Aside from the heat, humidity, and noise the first thing I noticed about Cochin was the smells. Everywhere you turned was delicious food, incense, spices all mixed with the smell of hot rubbish and fish wafting in from the sea. So far India had been a real assault of the senses.
After a quick dinner of Thali at a place Clinton had highly recommended we strolled back towards the sea to sit by the ancient Chinese nets and take in the sunset. At that point I still couldn’t quite believe that this was going to be my life for the next three and a half months. I thought about mum, and how despite my best efforts I was pretty faithfully following in her footsteps. With our law degrees, and tendency to lose all awareness of how loud we’re being when drunk, this trip felt like just one more thing that we had in common.

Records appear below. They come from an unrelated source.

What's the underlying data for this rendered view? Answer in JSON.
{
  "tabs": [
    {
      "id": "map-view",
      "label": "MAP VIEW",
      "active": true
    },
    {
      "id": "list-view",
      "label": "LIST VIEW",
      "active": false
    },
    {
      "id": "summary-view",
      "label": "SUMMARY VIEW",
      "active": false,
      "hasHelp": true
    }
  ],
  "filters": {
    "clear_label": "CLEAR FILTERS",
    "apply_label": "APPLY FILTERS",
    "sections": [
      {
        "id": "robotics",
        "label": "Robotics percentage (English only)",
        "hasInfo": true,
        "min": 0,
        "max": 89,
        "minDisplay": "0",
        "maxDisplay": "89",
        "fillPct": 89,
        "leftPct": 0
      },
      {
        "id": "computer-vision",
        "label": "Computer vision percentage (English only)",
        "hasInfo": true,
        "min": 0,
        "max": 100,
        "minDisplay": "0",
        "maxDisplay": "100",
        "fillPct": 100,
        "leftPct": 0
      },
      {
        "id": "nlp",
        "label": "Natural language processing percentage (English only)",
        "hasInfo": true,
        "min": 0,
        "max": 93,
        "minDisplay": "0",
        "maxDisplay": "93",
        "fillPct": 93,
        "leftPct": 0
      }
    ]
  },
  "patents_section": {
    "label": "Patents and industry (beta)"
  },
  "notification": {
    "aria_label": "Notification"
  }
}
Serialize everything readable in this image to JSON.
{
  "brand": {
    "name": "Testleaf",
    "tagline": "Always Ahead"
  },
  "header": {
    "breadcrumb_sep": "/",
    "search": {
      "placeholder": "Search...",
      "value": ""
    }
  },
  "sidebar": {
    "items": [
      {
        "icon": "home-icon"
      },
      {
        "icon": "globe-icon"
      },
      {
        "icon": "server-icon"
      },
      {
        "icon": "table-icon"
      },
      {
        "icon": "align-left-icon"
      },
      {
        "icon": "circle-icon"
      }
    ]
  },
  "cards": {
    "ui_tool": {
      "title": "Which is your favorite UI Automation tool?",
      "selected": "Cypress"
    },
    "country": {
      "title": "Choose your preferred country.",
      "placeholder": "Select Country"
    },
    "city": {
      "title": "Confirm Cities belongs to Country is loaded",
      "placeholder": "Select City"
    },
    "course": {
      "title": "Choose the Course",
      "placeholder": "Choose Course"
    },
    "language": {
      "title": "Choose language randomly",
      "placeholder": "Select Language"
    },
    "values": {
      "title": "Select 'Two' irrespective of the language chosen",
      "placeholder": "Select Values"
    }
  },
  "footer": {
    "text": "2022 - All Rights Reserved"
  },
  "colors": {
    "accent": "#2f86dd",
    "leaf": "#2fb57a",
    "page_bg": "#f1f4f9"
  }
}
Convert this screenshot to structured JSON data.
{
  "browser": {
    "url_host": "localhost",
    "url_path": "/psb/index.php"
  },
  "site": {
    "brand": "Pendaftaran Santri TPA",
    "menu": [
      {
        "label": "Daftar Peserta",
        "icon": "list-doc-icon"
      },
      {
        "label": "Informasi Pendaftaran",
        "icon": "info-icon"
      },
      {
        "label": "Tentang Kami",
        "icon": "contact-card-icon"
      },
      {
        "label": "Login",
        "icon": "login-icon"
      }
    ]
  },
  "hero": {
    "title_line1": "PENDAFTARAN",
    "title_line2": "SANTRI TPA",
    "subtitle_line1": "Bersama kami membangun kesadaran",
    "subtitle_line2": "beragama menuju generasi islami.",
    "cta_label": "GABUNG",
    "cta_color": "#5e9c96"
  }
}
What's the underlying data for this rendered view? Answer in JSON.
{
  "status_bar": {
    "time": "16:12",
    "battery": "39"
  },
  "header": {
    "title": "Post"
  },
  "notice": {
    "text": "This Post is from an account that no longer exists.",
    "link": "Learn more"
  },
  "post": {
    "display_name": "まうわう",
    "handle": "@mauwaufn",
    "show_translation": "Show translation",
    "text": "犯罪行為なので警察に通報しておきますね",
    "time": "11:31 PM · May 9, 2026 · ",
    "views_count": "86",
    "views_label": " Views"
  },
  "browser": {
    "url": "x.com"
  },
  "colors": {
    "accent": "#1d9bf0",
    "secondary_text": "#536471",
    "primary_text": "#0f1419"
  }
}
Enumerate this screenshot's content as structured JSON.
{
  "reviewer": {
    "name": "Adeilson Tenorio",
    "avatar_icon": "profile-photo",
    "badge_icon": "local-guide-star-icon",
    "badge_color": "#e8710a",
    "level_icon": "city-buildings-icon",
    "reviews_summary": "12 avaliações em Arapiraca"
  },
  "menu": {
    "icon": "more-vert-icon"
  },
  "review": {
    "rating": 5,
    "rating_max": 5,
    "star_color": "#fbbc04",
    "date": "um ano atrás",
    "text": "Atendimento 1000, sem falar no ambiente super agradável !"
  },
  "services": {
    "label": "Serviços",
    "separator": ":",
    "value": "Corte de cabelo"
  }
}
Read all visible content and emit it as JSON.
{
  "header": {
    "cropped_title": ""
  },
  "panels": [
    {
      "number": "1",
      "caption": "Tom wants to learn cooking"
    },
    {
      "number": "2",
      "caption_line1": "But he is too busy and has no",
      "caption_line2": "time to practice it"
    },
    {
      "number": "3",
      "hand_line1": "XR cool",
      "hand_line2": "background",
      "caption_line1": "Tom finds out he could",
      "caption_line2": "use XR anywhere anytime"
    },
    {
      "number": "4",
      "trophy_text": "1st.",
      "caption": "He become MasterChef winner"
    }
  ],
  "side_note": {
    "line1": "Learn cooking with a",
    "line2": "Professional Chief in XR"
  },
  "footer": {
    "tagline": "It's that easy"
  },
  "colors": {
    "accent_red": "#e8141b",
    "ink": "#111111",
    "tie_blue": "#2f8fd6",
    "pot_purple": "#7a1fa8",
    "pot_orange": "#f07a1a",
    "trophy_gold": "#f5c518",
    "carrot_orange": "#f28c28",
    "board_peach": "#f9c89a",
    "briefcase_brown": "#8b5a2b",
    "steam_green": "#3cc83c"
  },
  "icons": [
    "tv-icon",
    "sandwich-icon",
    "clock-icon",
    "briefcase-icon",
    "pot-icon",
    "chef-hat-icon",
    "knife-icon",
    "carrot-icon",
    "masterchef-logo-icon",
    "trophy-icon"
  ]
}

India’s never ending list of things to explore
Over the next three days we explored as much as Fort Cochi had to offer; we ticked off the Trip Adviser top 10, felt mildly uncomfortable and guilty learning about Cochin’s colonial past, strolled along the shoreline, ate like locals, haggled with street vendors and had started to come to terms with the state wide lack of alcohol in Kerala (only 3-5* hotels are permitted to sell alcohol following a ban in 2015). We thought we’d seen all there was but the beauty of a country like India is that there is always more to see; you could spend a lifetime there and only just scratch the surface.
On our last day we finally relented and accepted a TukTuk. We asked him to show us around and agreed a price up front of around 100R (£1) each for a 4 hour guided tour off the beaten track. Our driver was excellent, first stop was a laundry where the clothes for most of the town are still hand washed in huge outdoor pools, air dried and ironed with huge old fashioned metal irons. I hadn’t seen this in any guidebooks but it was fascinating.
Next we drove through a huge Hindu community where, as our driver explained, they live separately to avoid having to even smell the scent of cooking meat. As a vegan I approved. We were introduced to the sacred cow, who to be honest looked a bit lonely, and learned that most temples will have at least one resident cow. The cows are generally allowed to wander around wherever they feel like but this one, I was told, was locked away ready for a festival.
As with any tour in India, official or otherwise this one ended in the driver’s friend’s shop. This time it was a spice shop, it was preceded by a guided tour of a spice warehouse/ factory so if you think of it like a gift shop at the end of a tour you feel much less like you’re being taken advantage of.
On the ride back to the home stay we passed a bus that on first glance looked like it had seen better days and on second glance made you believe in magic again, it was so unclear how it was still going. More dents than a prop at a monster truck rally, people squeezed on so tightly that they were sticking out of the caged windows, and exhaust pipes that had apparently been tied on with rope belching black smoke into the street behind it. As the bus shot past us at a speed it had no business doing I thought of Mum’s stories about the busses back in 1981, it’s not so much that they haven’t changed but there is a chance that they’re actually the same ones. I felt a mixture of nerves and excitement as we pulled up outside the home stay, it was my turn to ride on a death trap bus tomorrow.
My time in Fort Cochin was over; I packed and said a quick silent prayer to whoever was listening that I’d make it through the 1h bus ride South to Alleppey the next day.